Beauty, at last, is scalable
What AI and 3D printing mean for the future of joy, design, and everything we build.
There’s always been a tension between AI and creativity. Some people say it’ll never be as imaginative as a person. Others, in the advertising world for instance, get jittery, worried it’ll either replace them or make them redundant.
But today, I’d like to point to one domain where AI might actually bring more joy and pleasantness into the world. Architecture and design.
If we want it to, AI could finally help us escape the tyranny of the straight-lined, box-ticking, spreadsheet-justified design that’s been marketed to us as progress. You know the type, buildings that feel like they were grown in Excel, furniture that was mainly made because it could be machined and flatpacked.
Back when we still cared about pillars, we carved them into permanence. A pillar was more than just a load-bearing lump of concrete. It was a gesture. A flourish. A small nod to the people who’d come after us. Our kids, our grandkids. The pillar said: I was here. I cared.
Now? More often than now we just plop something in place that technically does the job. No more. No less. The math checks out. The spreadsheet says yes. A pillar is now a cost center. A procurement line item.
I’ve written before about my issues with modernism. About how Corbusier’s dream of the house as a machine helped ignite this whole clinical detachment. That thinking still echoes in concrete stairwells. And let’s not forget Adolf Loos, the Viennese prophet of minimalism, who thought ornament was a crime. "The ornament is wasted labor and hence wasted health," he said. But something’s shifting. Those words might no longer be true. AI and 3D printing might be the glitch in the blueprint.
What if we could ask a machine to design and print something beautiful? What if we could generate a thousand versions of a staircase or table leg or bridge support, all structurally sound, all mathematically valid and then choose the one that whispers something to the soul? We’re entering an era where beauty is no longer optional. It’s just an ask.
The Netherlands and Switzerland leading the way here. Amsterdam had the world’s first 3D-printed bridge, and now there are entire houses emerging from the printer nozzle. Walls that curve and fold like claymation. Concrete laid in soft, strange waves. Structures that feel grown instead of engineered. Same with furniture, latticed chairs and flowing tables that resemble coral reefs or spinal cords. They’re comfy. Solid. Sustainable.
Forget for a moment my nostalgia for the old grandeur. This is simple refusal. It’s a refusal to accept sterility as a side effect of engineering. A resistance against the bland tyranny of usefulness. Suddenly, weirdness and meaning are viable specs. The tools we’re building include AI, 3D printers, and parametric design engines. They make it easy. It used to be that beauty cost more. Now, it’s just a different equation. And cost will have nothing to do with it. So maybe finally, we can start scaling beauty again. Prompt some printable rococo.
I want strangeness. Not sterile chairs with product codes, but carved pillars that double as AI dreams. Storytelling furniture. Coat racks shaped like nervous systems. And thanks to this strange new moment, where creativity can be printed, we might just get it.

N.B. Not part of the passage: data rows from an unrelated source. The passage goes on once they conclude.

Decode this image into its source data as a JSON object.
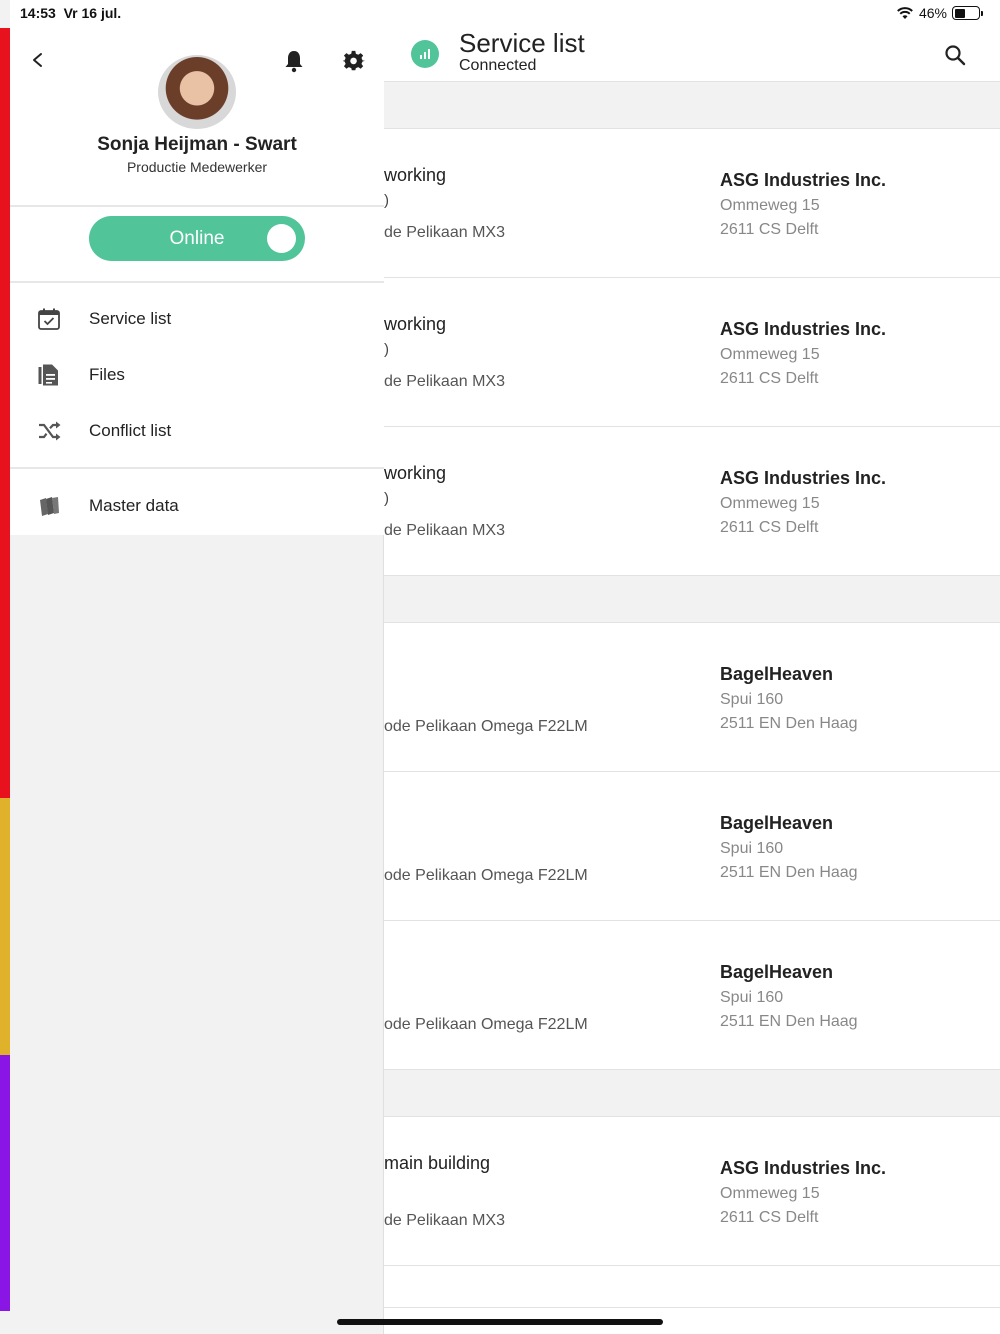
{
  "status_bar": {
    "time": "14:53",
    "date": "Vr 16 jul.",
    "battery": "46%",
    "battery_level": 0.46
  },
  "header": {
    "title": "Service list",
    "subtitle": "Connected"
  },
  "drawer": {
    "profile": {
      "name": "Sonja Heijman - Swart",
      "role": "Productie Medewerker"
    },
    "status_toggle": {
      "label": "Online",
      "on": true
    },
    "nav": [
      {
        "label": "Service list",
        "icon": "calendar-check-icon"
      },
      {
        "label": "Files",
        "icon": "file-icon"
      },
      {
        "label": "Conflict list",
        "icon": "shuffle-icon"
      },
      {
        "label": "Master data",
        "icon": "books-icon"
      }
    ],
    "accent_colors": [
      "#e8121f",
      "#e0b22b",
      "#8a16e6"
    ]
  },
  "rows": [
    {
      "title": "working",
      "sub": ")",
      "machine": "de Pelikaan MX3",
      "customer": "ASG Industries Inc.",
      "street": "Ommeweg 15",
      "city": "2611 CS Delft"
    },
    {
      "title": "working",
      "sub": ")",
      "machine": "de Pelikaan MX3",
      "customer": "ASG Industries Inc.",
      "street": "Ommeweg 15",
      "city": "2611 CS Delft"
    },
    {
      "title": "working",
      "sub": ")",
      "machine": "de Pelikaan MX3",
      "customer": "ASG Industries Inc.",
      "street": "Ommeweg 15",
      "city": "2611 CS Delft"
    },
    {
      "title": "",
      "sub": "",
      "machine": "ode Pelikaan Omega F22LM",
      "customer": "BagelHeaven",
      "street": "Spui 160",
      "city": "2511 EN Den Haag"
    },
    {
      "title": "",
      "sub": "",
      "machine": "ode Pelikaan Omega F22LM",
      "customer": "BagelHeaven",
      "street": "Spui 160",
      "city": "2511 EN Den Haag"
    },
    {
      "title": "",
      "sub": "",
      "machine": "ode Pelikaan Omega F22LM",
      "customer": "BagelHeaven",
      "street": "Spui 160",
      "city": "2511 EN Den Haag"
    },
    {
      "title": "main building",
      "sub": "",
      "machine": "de Pelikaan MX3",
      "customer": "ASG Industries Inc.",
      "street": "Ommeweg 15",
      "city": "2611 CS Delft"
    }
  ],
  "colors": {
    "accent_green": "#52c49a"
  }
}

I know people want this. I live in the country where the evidence is built right into the skyline. Belgium, for all its brutalist sins, has always excelled at accidental expressionism. We stack Spanish villa roof tiles on neoclassical façades and wrap the whole thing in PVC siding. It’s like AI had a nervous breakdown mid-render. That chaos, the so-called "ugly Belgian house", is also a kind of freedom. Imagine what we could do if we handed that same chaotic personal expression a proper toolset. Imagine the ugly Belgian house, but on purpose. And beautiful.

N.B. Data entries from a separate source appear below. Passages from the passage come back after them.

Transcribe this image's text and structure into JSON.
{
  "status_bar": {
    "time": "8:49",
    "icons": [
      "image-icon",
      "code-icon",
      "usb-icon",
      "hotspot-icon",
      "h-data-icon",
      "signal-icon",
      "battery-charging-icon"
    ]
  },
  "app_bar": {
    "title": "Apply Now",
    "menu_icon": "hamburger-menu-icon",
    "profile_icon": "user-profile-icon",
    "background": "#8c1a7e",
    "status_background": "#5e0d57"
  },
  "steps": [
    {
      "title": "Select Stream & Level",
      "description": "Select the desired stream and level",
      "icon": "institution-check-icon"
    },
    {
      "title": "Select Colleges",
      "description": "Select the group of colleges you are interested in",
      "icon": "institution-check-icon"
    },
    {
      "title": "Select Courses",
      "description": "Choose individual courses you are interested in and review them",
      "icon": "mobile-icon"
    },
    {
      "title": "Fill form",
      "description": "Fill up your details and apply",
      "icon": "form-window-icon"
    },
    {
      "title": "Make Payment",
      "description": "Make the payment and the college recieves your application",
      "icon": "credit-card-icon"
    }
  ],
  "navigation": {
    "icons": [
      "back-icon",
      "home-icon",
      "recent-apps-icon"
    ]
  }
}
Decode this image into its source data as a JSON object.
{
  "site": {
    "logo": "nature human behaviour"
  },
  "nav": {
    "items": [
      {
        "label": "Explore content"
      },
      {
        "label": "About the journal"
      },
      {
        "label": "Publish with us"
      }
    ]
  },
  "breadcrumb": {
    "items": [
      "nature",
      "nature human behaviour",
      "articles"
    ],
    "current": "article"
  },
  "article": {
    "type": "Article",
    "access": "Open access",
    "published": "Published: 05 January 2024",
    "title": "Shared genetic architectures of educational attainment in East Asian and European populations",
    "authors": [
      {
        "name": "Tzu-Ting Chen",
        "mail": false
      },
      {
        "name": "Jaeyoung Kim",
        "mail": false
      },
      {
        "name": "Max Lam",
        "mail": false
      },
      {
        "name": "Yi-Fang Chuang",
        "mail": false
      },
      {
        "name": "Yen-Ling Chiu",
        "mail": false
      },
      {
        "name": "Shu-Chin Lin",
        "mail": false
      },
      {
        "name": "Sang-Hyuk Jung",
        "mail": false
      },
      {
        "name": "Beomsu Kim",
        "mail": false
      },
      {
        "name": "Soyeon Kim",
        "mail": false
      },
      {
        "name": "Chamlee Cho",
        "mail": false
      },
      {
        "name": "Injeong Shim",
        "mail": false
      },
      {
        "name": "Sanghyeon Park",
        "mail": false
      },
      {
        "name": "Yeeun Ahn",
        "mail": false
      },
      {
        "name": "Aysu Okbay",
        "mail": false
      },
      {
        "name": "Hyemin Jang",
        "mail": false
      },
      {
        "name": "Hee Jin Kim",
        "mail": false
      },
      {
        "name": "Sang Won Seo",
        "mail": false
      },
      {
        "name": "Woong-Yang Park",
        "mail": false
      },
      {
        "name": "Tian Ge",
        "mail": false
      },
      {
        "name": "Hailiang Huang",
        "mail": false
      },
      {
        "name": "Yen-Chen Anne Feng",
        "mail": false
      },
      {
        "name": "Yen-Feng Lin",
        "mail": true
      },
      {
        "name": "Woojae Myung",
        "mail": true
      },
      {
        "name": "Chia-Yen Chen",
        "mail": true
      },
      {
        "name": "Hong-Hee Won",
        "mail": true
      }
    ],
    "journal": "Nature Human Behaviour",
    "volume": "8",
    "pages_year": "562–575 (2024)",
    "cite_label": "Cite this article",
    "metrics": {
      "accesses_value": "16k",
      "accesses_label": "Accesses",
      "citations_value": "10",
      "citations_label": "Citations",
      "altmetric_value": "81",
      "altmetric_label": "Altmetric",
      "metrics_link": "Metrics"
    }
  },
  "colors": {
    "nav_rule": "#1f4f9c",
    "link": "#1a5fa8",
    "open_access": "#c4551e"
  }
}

Picture a street in castle towers, Tuscan balconies, modernist cubes all mingling like an odd harmony that somehow works.
And if we let it, the next generation of pillars might be worth looking at again. Not just standing under. Maybe they will say: we cared and we enjoyed ourselves.
Perhaps we’ll even get to answer that quiet, growing hunger for maximalism. Not as a luxury trend. But as something everyone can tap into. A shared weirdness. A beautiful, generative mistake we get to keep in a new era of expression, after a century of sensible but boring modernisms.